Having tried and failed to wield the stick of sanctions effectively, the United States should focus on devising an appealing carrot in the form of long-term economic assistance. This should be extended to battered allies such as Ukraine, a country that receives plenty of military aid but hardly any meaningful structural investment –indeed, its GDP per capita is still a fifth below what it was thirty years ago. Economic assistance should equally flow to former rivals such as the new Taliban government in Afghanistan. This is imperative not just to end the ongoing humanitarian catastrophe, but also because a failure to stabilize the Afghan economy will aggravate refugee flows and foster Islamic extremist groups –the very threat that two decades of US intervention was supposed to eliminate.
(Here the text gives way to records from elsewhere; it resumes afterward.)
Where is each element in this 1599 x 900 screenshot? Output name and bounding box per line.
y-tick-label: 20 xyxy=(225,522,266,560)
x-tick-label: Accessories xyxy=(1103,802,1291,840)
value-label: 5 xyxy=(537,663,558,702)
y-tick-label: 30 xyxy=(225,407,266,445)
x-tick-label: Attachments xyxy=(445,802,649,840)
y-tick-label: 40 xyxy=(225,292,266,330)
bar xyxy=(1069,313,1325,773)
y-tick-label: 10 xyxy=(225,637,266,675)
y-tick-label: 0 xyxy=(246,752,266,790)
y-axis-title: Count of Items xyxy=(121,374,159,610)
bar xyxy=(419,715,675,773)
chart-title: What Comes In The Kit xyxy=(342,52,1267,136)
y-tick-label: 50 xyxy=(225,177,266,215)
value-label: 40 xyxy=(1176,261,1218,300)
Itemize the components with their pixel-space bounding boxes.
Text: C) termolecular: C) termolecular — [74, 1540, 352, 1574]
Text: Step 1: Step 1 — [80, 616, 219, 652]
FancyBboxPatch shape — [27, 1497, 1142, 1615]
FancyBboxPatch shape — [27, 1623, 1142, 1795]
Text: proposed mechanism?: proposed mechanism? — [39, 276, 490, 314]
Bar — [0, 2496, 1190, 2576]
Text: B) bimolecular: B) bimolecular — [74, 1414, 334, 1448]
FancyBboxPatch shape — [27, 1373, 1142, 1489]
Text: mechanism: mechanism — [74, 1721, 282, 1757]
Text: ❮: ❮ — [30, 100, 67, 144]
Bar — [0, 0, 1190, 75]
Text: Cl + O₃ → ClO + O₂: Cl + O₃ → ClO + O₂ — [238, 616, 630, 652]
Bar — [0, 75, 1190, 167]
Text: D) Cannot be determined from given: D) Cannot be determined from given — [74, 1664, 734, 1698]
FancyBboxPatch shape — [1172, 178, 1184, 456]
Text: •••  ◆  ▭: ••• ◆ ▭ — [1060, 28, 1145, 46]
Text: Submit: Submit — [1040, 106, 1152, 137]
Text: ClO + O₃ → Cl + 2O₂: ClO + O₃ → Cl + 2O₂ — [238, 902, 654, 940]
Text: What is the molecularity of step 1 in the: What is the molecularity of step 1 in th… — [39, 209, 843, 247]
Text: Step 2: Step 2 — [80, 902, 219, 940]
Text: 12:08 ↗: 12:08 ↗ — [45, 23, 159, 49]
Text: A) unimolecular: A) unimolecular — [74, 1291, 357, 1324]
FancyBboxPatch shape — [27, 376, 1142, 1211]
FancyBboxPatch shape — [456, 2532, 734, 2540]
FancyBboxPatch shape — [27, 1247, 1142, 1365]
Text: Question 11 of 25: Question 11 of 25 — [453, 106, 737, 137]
Making the prospect of sanctions relief credible will also help manage relations with adversaries like Iran and Russia. Their fortress economies are unlikely to budge under new sanctions. Yet this intransigence does not mean that sanctions relief is necessarily ineffective. To the contrary: years of restrictions have lowered the economic growth trajectories of Iran and Russia, eroded their currencies, and caused inflationary pressures. Sanctions waivers therefore offer real opportunities for Tehran and Moscow. But because sanctions are increasingly deployed as a substitute for war rather than as a pathway toward diplomacy, we barely discuss what long-term concessions might be unlocked through sanctions relief.

In the 21st century, promoting economic stimulus at home while enforcing deprivation abroad is ultimately a self-defeating way to seek world stability. It is also a narrow-minded approach to defending liberal values. All countries face a combination of interconnected problems: supply chain problems, unequal income and vaccine distribution, and galloping climate change. In such a world, the positive instrument of aid is a more effective tool than the negative weapon of sanctions.